Webstack was the other very interesting project. The aim was to develop a relocatable packaging of opensource projects (using IPS) such as Apache, Squid, Ruby, Python, Perl etc. that a user could install in their home directory and move the location around if required after installation. The entire set of projects were pre-configured to work in specific ways. The interesting part was how to get the components work from different directories than the developers assumed, and how to let the programs find their configuration files and libraries. It involved figuring out the linking and loading mechanisms of binaries, and figuring out how different opensource projects managed their components and configurations.
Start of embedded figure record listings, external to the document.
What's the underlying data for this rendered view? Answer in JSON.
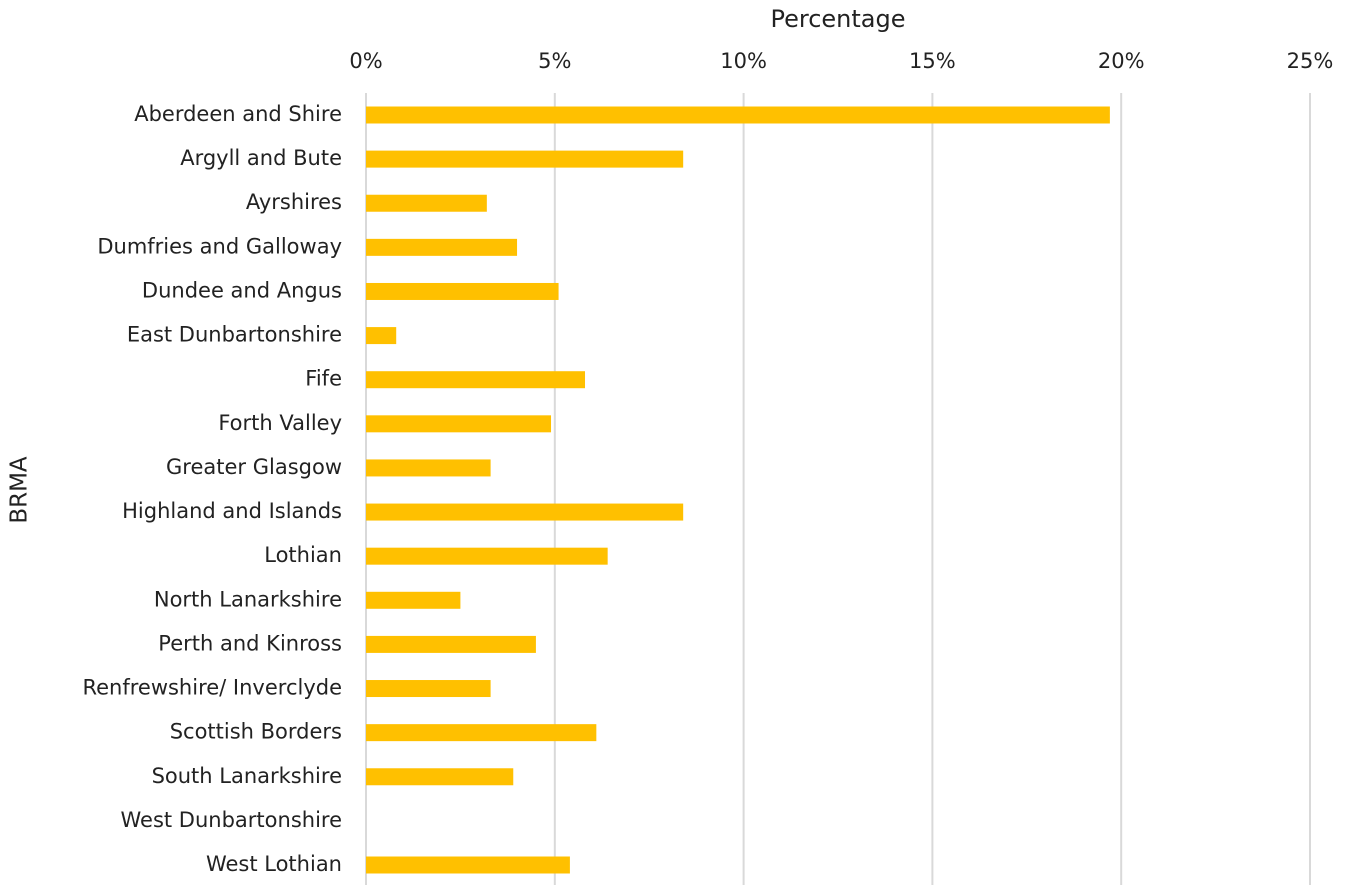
{
  "chart_data": {
    "type": "hbar",
    "x_label": "Percentage",
    "y_label": "BRMA",
    "categories": [
      "Aberdeen and Shire",
      "Argyll and Bute",
      "Ayrshires",
      "Dumfries and Galloway",
      "Dundee and Angus",
      "East Dunbartonshire",
      "Fife",
      "Forth Valley",
      "Greater Glasgow",
      "Highland and Islands",
      "Lothian",
      "North Lanarkshire",
      "Perth and Kinross",
      "Renfrewshire/ Inverclyde",
      "Scottish Borders",
      "South Lanarkshire",
      "West Dunbartonshire",
      "West Lothian"
    ],
    "values": [
      19.7,
      8.4,
      3.2,
      4.0,
      5.1,
      0.8,
      5.8,
      4.9,
      3.3,
      8.4,
      6.4,
      2.5,
      4.5,
      3.3,
      6.1,
      3.9,
      0,
      5.4
    ],
    "color": "#ffc000",
    "xlim": [
      0,
      25
    ],
    "xticks": [
      {
        "value": 0,
        "label": "0%"
      },
      {
        "value": 5,
        "label": "5%"
      },
      {
        "value": 10,
        "label": "10%"
      },
      {
        "value": 15,
        "label": "15%"
      },
      {
        "value": 20,
        "label": "20%"
      },
      {
        "value": 25,
        "label": "25%"
      }
    ],
    "grid": true
  }
}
The other interesting part that I was involved in was to actually create and maintain the packaging framework using makefiles, managing dependencies and making sure that we can do parallel and distributed builds of components.
OpenSolaris: I was the maintainer of Apache modules and Squid proxy server for OpenSolaris distribution, and it involved working with the Architectural Review Committees to ensure that the opensource components followed the Sun interface guidelines.
2005 Quark Media House
Administration Interface using JScheme: While at Quark, implemented a simple administration interface for QWAF (Quark Web Application Framework) as a personal project at learning Scheme language. It was sufficiently successful to be included in the product release.
2002 Suntec Business Solutions
Rating Appliance using OSKit: While at Suntec, prototyped a simple rating appliance using OSKit. The OSKit provided all the underlying libraries to build the appliance as a kernel, running directly on the machine. While the project never went beyond the prototype stage, it could boot up, accept rating requests over TCP, and do minimal processing.
Wsadm installer: While at Suntec, we built a fairly complex web application using IBM WebSphere. This being WebSphere, and installation of our application was quite time consuming, taking in excess of 30 minutes, and required manual interaction for deployment. Since IBM WebSphere provided wsadmin, a command line tool that provided TCL (Jacl) interface, I wrote an installer that automated the whole procedure in Jacl. Later provided a custom user interface using Swank.